God, the Universe, the whole of Creation are so unimaginably large and utterly beyond comprehension that if we saw it all we would be filled with terror. In the BBC Radio 4 series from the 80’s, The Hitchhiker’s Guide to the Galaxy, Douglas Adams imagined an instrument of torture called The Total Perspective Vortex. A person put into the vortex gets a momentary glimpse of the whole of Creation and themselves in relation to it – the point being that if we had a realistic sense of proportion, if we ‘got real’ and saw things as they are, it would blow our minds. “Beauty,” as Rilke said, “is nothing but the beginning of terror.”
Perhaps naughtily, I wonder if this is why Creationists reject the idea of evolution. Creationism is a modern form of resisting the Copernican revolution.
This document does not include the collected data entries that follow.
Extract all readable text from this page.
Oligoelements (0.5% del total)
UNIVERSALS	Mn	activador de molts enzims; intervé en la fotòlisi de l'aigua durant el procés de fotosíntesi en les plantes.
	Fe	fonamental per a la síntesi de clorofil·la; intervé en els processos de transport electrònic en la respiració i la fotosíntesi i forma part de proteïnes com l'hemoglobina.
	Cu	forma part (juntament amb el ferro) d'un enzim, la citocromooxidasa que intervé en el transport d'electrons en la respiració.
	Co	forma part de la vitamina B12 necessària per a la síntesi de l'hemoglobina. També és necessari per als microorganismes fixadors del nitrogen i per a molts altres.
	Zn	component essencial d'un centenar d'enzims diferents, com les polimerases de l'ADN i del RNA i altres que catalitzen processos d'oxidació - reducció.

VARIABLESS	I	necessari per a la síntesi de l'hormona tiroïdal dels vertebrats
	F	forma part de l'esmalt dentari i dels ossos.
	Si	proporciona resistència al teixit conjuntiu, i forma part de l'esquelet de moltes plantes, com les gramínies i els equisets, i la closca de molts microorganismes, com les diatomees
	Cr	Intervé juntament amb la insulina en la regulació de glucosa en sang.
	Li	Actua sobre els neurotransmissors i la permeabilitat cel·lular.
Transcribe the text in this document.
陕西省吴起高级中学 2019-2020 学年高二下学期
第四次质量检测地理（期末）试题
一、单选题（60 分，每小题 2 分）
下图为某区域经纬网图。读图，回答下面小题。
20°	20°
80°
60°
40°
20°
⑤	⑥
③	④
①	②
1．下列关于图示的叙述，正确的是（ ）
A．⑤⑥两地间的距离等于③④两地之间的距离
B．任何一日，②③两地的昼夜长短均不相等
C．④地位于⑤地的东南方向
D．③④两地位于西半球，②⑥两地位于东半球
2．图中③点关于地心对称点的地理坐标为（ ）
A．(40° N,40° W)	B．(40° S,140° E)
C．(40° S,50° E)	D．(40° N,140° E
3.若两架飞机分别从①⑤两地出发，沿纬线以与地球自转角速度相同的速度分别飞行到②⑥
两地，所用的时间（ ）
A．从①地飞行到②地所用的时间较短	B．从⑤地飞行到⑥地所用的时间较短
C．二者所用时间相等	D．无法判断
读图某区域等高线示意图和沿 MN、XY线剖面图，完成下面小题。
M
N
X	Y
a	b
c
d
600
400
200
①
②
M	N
We like to think that we are the centre of the Universe, that Creation was done just for us. How comforting; how important that would make us. The reality is that we live very far from the centre – if there even is a centre – of a Universe that has been in existence for about 13.7 billion years, on a planet that has been around for about 4.5 billion years. There has been life on Earth for most of that time. Species have come and gone. We are Johnnies-come-lately to this scene and, as like as not, we will be gone pretty soon too, trailing in the wake of the dinosaurs. We are a blip in the space-time continuum.
What sense are we to make of all this? What sense are we to make of God and of God’s love for and care of us? What sense are we to make of our little lives? If, as seems more likely, we cannot make sense of it, how are we to cope? Mostly we don’t admit it, but it adds a necessary corrective to our usual way of thinking and experiencing our lives.
When we settle to pray, we stand on the borderlands of this territory. No wonder we avoid it like the plague.